SA MAJESTÉ LA REINE,

intimée.

_______________________________________________________________

Appels entendus le 16 décembre 2002 à Bathurst (Nouveau-Brunswick)

Devant : L'honorable juge François Angers

Comparutions :

Pour l'appelant :

L'appelant lui-même

Avocate de l'intimée :

Me Stéphanie Côté

_______________________________________________________________

JUGEMENT

Les appels des cotisations établies en vertu de la Loi de l'impôt sur le revenu à l'égard des années d'imposition 1999 et 2000 sont rejetés, selon les motifs du jugement ci-joints.

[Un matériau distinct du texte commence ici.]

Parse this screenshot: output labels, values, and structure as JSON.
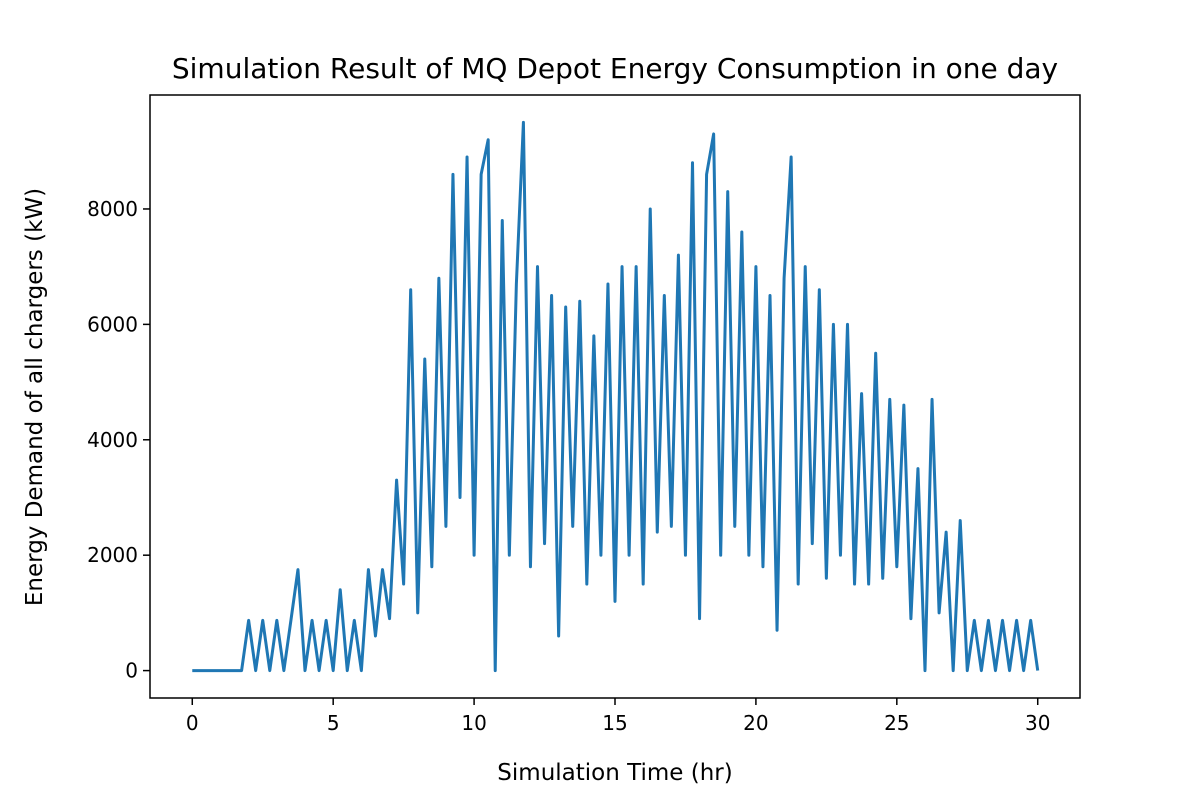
{
  "chart_data": {
    "type": "line",
    "title": "Simulation Result of MQ Depot Energy Consumption in one day",
    "x_label": "Simulation Time (hr)",
    "y_label": "Energy Demand of all chargers (kW)",
    "x": [
      0,
      0.25,
      0.5,
      0.75,
      1,
      1.25,
      1.5,
      1.75,
      2,
      2.25,
      2.5,
      2.75,
      3,
      3.25,
      3.5,
      3.75,
      4,
      4.25,
      4.5,
      4.75,
      5,
      5.25,
      5.5,
      5.75,
      6,
      6.25,
      6.5,
      6.75,
      7,
      7.25,
      7.5,
      7.75,
      8,
      8.25,
      8.5,
      8.75,
      9,
      9.25,
      9.5,
      9.75,
      10,
      10.25,
      10.5,
      10.75,
      11,
      11.25,
      11.5,
      11.75,
      12,
      12.25,
      12.5,
      12.75,
      13,
      13.25,
      13.5,
      13.75,
      14,
      14.25,
      14.5,
      14.75,
      15,
      15.25,
      15.5,
      15.75,
      16,
      16.25,
      16.5,
      16.75,
      17,
      17.25,
      17.5,
      17.75,
      18,
      18.25,
      18.5,
      18.75,
      19,
      19.25,
      19.5,
      19.75,
      20,
      20.25,
      20.5,
      20.75,
      21,
      21.25,
      21.5,
      21.75,
      22,
      22.25,
      22.5,
      22.75,
      23,
      23.25,
      23.5,
      23.75,
      24,
      24.25,
      24.5,
      24.75,
      25,
      25.25,
      25.5,
      25.75,
      26,
      26.25,
      26.5,
      26.75,
      27,
      27.25,
      27.5,
      27.75,
      28,
      28.25,
      28.5,
      28.75,
      29,
      29.25,
      29.5,
      29.75,
      30
    ],
    "series": [
      {
        "name": "Energy Demand",
        "color": "#1f77b4",
        "values": [
          0,
          0,
          0,
          0,
          0,
          0,
          0,
          0,
          870,
          0,
          870,
          0,
          870,
          0,
          870,
          1750,
          0,
          870,
          0,
          870,
          0,
          1400,
          0,
          870,
          0,
          1750,
          600,
          1750,
          900,
          3300,
          1500,
          6600,
          1000,
          5400,
          1800,
          6800,
          2500,
          8600,
          3000,
          8900,
          2000,
          8600,
          9200,
          0,
          7800,
          2000,
          6700,
          9500,
          1800,
          7000,
          2200,
          6500,
          600,
          6300,
          2500,
          6400,
          1500,
          5800,
          2000,
          6700,
          1200,
          7000,
          2000,
          7000,
          1500,
          8000,
          2400,
          6500,
          2500,
          7200,
          2000,
          8800,
          900,
          8600,
          9300,
          2000,
          8300,
          2500,
          7600,
          2000,
          7000,
          1800,
          6500,
          700,
          6800,
          8900,
          1500,
          7000,
          2200,
          6600,
          1600,
          6000,
          2000,
          6000,
          1500,
          4800,
          1500,
          5500,
          1600,
          4700,
          1800,
          4600,
          900,
          3500,
          0,
          4700,
          1000,
          2400,
          0,
          2600,
          0,
          870,
          0,
          870,
          0,
          870,
          0,
          870,
          0,
          870,
          0
        ]
      }
    ],
    "xlim": [
      -1.5,
      31.5
    ],
    "ylim": [
      -475,
      9975
    ],
    "xticks": [
      0,
      5,
      10,
      15,
      20,
      25,
      30
    ],
    "yticks": [
      0,
      2000,
      4000,
      6000,
      8000
    ]
  }
}
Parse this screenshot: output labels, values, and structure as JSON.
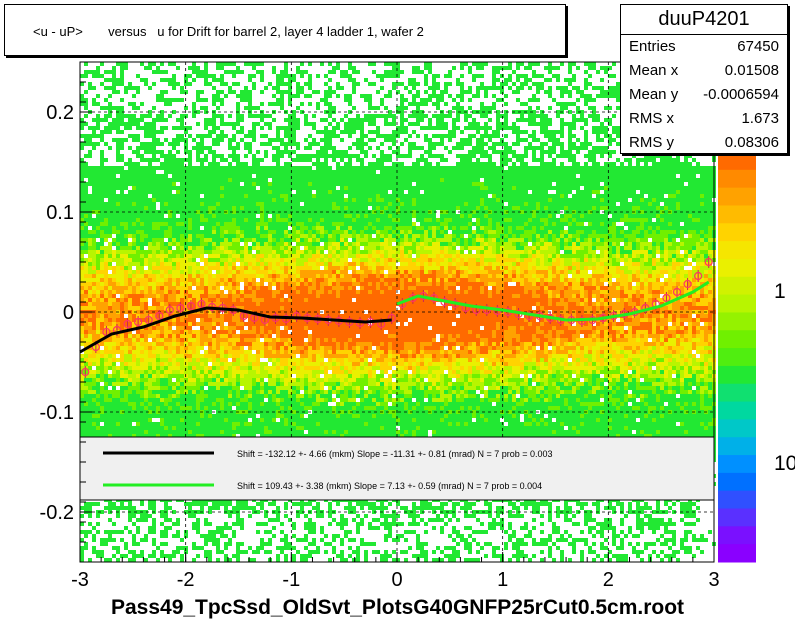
{
  "title": "<u - uP>       versus   u for Drift for barrel 2, layer 4 ladder 1, wafer 2",
  "xfile_label": "Pass49_TpcSsd_OldSvt_PlotsG40GNFP25rCut0.5cm.root",
  "stats": {
    "name": "duuP4201",
    "rows": [
      {
        "label": "Entries",
        "value": "67450"
      },
      {
        "label": "Mean x",
        "value": "0.01508"
      },
      {
        "label": "Mean y",
        "value": "-0.0006594"
      },
      {
        "label": "RMS x",
        "value": "1.673"
      },
      {
        "label": "RMS y",
        "value": "0.08306"
      }
    ]
  },
  "legend": [
    {
      "color": "#000000",
      "text": "Shift =  -132.12 +- 4.66 (mkm) Slope =    -11.31 +- 0.81 (mrad)  N = 7 prob = 0.003"
    },
    {
      "color": "#22ee22",
      "text": "Shift =   109.43 +- 3.38 (mkm) Slope =    7.13 +- 0.59 (mrad)  N = 7 prob = 0.004"
    }
  ],
  "colors": {
    "fit_left": "#000000",
    "fit_right": "#22ee22",
    "points": "#ff3366",
    "frame": "#000000"
  },
  "chart_data": {
    "type": "heatmap",
    "xlim": [
      -3,
      3
    ],
    "ylim": [
      -0.25,
      0.25
    ],
    "x_ticks": [
      "-3",
      "-2",
      "-1",
      "0",
      "1",
      "2",
      "3"
    ],
    "y_ticks": [
      "-0.2",
      "-0.1",
      "0",
      "0.1",
      "0.2"
    ],
    "z_scale": "log",
    "z_ticks": [
      "1",
      "10"
    ],
    "grid": true,
    "profile_points": {
      "x": [
        -2.95,
        -2.85,
        -2.75,
        -2.65,
        -2.55,
        -2.45,
        -2.35,
        -2.25,
        -2.15,
        -2.05,
        -1.95,
        -1.85,
        -1.75,
        -1.65,
        -1.55,
        -1.45,
        -1.35,
        -1.25,
        -1.15,
        -1.05,
        -0.95,
        -0.85,
        -0.75,
        -0.65,
        -0.55,
        -0.45,
        -0.35,
        -0.25,
        -0.15,
        -0.05,
        0.05,
        0.15,
        0.25,
        0.35,
        0.45,
        0.55,
        0.65,
        0.75,
        0.85,
        0.95,
        1.05,
        1.15,
        1.25,
        1.35,
        1.45,
        1.55,
        1.65,
        1.75,
        1.85,
        1.95,
        2.05,
        2.15,
        2.25,
        2.35,
        2.45,
        2.55,
        2.65,
        2.75,
        2.85,
        2.95
      ],
      "y": [
        -0.06,
        -0.035,
        -0.02,
        -0.018,
        -0.012,
        -0.01,
        -0.008,
        -0.004,
        0.002,
        0.004,
        0.006,
        0.008,
        0.005,
        0.004,
        0.002,
        -0.004,
        -0.006,
        -0.008,
        -0.006,
        -0.007,
        -0.004,
        -0.006,
        -0.007,
        -0.008,
        -0.009,
        -0.01,
        -0.011,
        -0.01,
        -0.012,
        -0.006,
        0.008,
        0.014,
        0.016,
        0.014,
        0.01,
        0.008,
        0.004,
        0.002,
        0.002,
        0.001,
        0.0,
        -0.002,
        -0.004,
        -0.004,
        -0.006,
        -0.008,
        -0.008,
        -0.009,
        -0.008,
        -0.006,
        -0.004,
        -0.002,
        0.0,
        0.004,
        0.008,
        0.014,
        0.02,
        0.028,
        0.036,
        0.05
      ]
    },
    "fits": [
      {
        "x": [
          -3.0,
          -2.7,
          -2.4,
          -2.1,
          -1.8,
          -1.5,
          -1.2,
          -0.9,
          -0.6,
          -0.3,
          -0.05
        ],
        "y": [
          -0.04,
          -0.022,
          -0.015,
          -0.004,
          0.004,
          0.002,
          -0.005,
          -0.006,
          -0.008,
          -0.01,
          -0.008
        ]
      },
      {
        "x": [
          0.0,
          0.2,
          0.4,
          0.7,
          1.0,
          1.3,
          1.6,
          1.9,
          2.2,
          2.5,
          2.8,
          2.95
        ],
        "y": [
          0.008,
          0.016,
          0.012,
          0.006,
          0.002,
          -0.003,
          -0.008,
          -0.007,
          -0.002,
          0.006,
          0.02,
          0.03
        ]
      }
    ]
  }
}
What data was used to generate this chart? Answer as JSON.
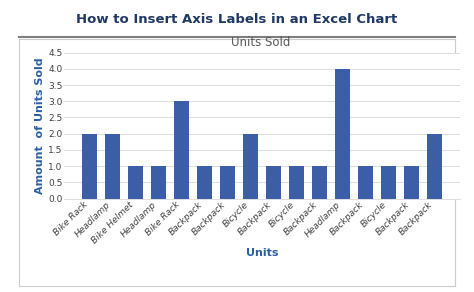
{
  "title": "How to Insert Axis Labels in an Excel Chart",
  "chart_title": "Units Sold",
  "xlabel": "Units",
  "ylabel": "Amount  of Units Sold",
  "categories": [
    "Bike Rack",
    "Headlamp",
    "Bike Helmet",
    "Headlamp",
    "Bike Rack",
    "Backpack",
    "Backpack",
    "Bicycle",
    "Backpack",
    "Bicycle",
    "Backpack",
    "Headlamp",
    "Backpack",
    "Bicycle",
    "Backpack",
    "Backpack"
  ],
  "values": [
    2,
    2,
    1,
    1,
    3,
    1,
    1,
    2,
    1,
    1,
    1,
    4,
    1,
    1,
    1,
    2
  ],
  "bar_color": "#3B5EA6",
  "ylim": [
    0,
    4.5
  ],
  "yticks": [
    0,
    0.5,
    1,
    1.5,
    2,
    2.5,
    3,
    3.5,
    4,
    4.5
  ],
  "title_color": "#1F3864",
  "axis_label_color": "#2E5FA3",
  "chart_title_color": "#595959",
  "background_color": "#ffffff",
  "plot_bg_color": "#ffffff",
  "title_fontsize": 9.5,
  "chart_title_fontsize": 8.5,
  "axis_label_fontsize": 8,
  "tick_label_fontsize": 6.5,
  "separator_color": "#7F7F7F"
}
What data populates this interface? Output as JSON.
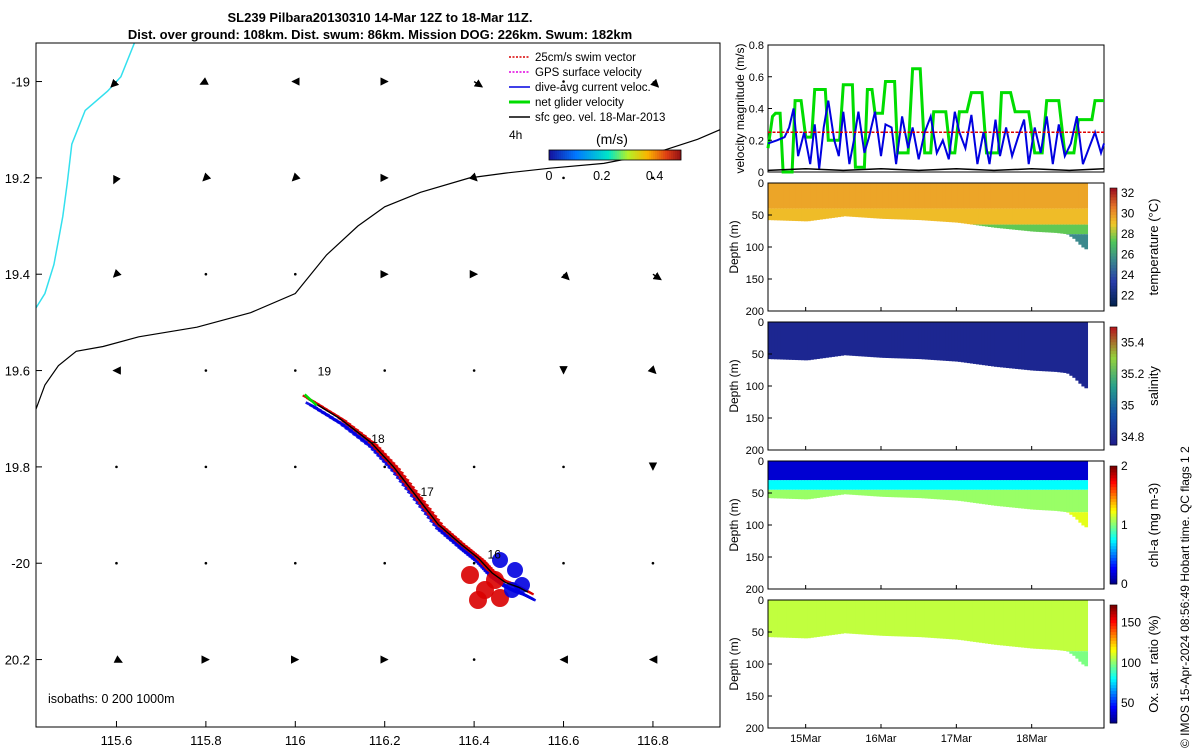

Signé à Edmundston (Nouveau-Brunswick), ce 24e jour de février 2003.

« François Angers »

J.C.C.I.


Référence : 2003CCI61

Date : 20030224

Dossier : 2002-1525(IT)I

ENTRE :

VICTOR E. CORMIER,

appelant,

et

SA MAJESTÉ LA REINE,

intimée.

MOTIFS DU JUGEMENT

Le juge Angers, C.C.I.

[1]      L'appelant interjette appel à l'encontre des avis de cotisation pour les années d'imposition 1999 et 2000 par lesquels le ministre du Revenu national (le « ministre » ) a rejeté les déductions au montant de 3 160,43 $ pour l'année 1999 et de 1 797,17 $ pour l'année 2000 que l'appelant avait réclamées à titre de frais afférents à l'usage d'un véhicule tout-terrain, d'une motoneige et d'une roulotte dans l'exercice de ses fonctions pour son employeur.

[2]      Les hypothèses de faits sur lesquelles le ministre s'est fondé pour confirmer les nouvelles cotisations pour les années d'imposition en litige ont été admises ou niées par l'appelant tel qu'indiqué à la fin de chaque énoncé et sont :

a)     au cours des années d'imposition 1999 et 2000 (les « années en litige » ), l'appelant était un employé de CJB Forestry Plus Ltd. ( « CJB Forestry » ) en tant que technicien forestier; (admis)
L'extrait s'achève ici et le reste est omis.